Joining the NIPC in the IAIP will be groups from a number of other agencies, including the U.S. Department of Commerce's Critical Infrastructure Assurance Office and the General Services Administration's
Chief among the challenges facing the NIPC and the new IAIP is the loss of critical computer investigative talent that resulted from the move.
Well before the legislation creating the DHS was signed, beginning in December 2001, the FBI undertook a major reorganization. Among other changes, a new Cyber Division was created to investigate computer crimes. The FBI is retaining approximately one third of the NIPC staff who specialized in criminal intrusion and forensics to work in the Cyber Division.
The remaining two thirds of the NIPC staff, scheduled to transfer to the DHS, will focus on "broad Internet issues" and technologies related to hard infrastructure such as dams and electrical power grids, according to Wray.
However, many of the NIPC agents serving functions that are being transferred have found other jobs within the FBI to avoid the move to the DHS.
"Of the FBI folks who could have come over [to the IAIP], only about a third to a half are coming over. The rest have transferred to positions within the FBI," said Wray.
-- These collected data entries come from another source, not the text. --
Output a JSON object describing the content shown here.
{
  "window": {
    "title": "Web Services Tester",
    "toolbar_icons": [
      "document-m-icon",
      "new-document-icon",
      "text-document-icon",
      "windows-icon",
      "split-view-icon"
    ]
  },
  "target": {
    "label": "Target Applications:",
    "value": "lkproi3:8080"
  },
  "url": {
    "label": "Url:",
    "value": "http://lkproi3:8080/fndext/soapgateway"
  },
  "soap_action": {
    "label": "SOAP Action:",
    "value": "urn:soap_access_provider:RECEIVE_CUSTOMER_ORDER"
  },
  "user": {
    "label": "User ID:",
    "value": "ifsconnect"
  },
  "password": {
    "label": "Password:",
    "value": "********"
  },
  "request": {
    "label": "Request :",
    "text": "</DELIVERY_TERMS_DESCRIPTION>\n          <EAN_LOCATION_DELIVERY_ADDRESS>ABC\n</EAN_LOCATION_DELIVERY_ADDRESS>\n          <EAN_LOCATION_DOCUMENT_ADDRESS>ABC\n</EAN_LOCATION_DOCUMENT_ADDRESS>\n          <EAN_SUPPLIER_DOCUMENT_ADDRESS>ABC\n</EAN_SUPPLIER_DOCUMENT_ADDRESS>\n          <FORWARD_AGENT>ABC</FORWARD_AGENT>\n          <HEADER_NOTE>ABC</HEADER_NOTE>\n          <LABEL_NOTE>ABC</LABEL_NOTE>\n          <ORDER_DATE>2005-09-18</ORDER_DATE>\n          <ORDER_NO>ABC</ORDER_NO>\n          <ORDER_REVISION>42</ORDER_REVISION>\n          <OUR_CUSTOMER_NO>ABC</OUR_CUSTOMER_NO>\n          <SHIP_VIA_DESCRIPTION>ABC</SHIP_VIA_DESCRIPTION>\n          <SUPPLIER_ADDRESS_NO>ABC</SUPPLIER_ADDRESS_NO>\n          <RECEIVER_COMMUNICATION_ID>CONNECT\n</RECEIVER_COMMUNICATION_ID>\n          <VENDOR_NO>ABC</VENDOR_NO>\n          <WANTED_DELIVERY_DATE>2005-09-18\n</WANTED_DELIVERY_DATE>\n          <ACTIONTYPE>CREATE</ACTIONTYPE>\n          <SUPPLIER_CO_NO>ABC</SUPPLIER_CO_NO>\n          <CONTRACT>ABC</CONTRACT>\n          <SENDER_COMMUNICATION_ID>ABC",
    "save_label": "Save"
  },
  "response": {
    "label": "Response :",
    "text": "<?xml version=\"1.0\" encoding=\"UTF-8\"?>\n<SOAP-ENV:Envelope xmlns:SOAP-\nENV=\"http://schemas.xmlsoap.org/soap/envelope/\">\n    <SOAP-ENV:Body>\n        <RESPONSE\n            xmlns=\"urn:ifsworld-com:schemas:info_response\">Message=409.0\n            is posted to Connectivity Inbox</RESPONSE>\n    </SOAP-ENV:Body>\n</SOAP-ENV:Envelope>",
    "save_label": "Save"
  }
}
Including NIPC jobs as well as other functions, the IAIP will have more than 200 open positions to fill, according to Wray.
That level of attrition is not surprising, according to those familiar with the workings of the NIPC.
"I'd bet that 85 percent of those defections are people who built a career at the FBI and see themselves as FBI," said Allan Paller, director of research, Systems Administration, Networking and Security (SANS) Institute, a research and education organization for system administrators and security professionals.
Similar levels of defection are not the norm in the other agencies that will be joining the NIPC in the IAIP, according to Wray.
"It's predominantly a phenomenon that's particular to the culture of the FBI. It would be like, if tomorrow, I was told to show up in an army uniform because I had been traded. It would be difficult to get my arms around," said Wray, whose career was in the Navy.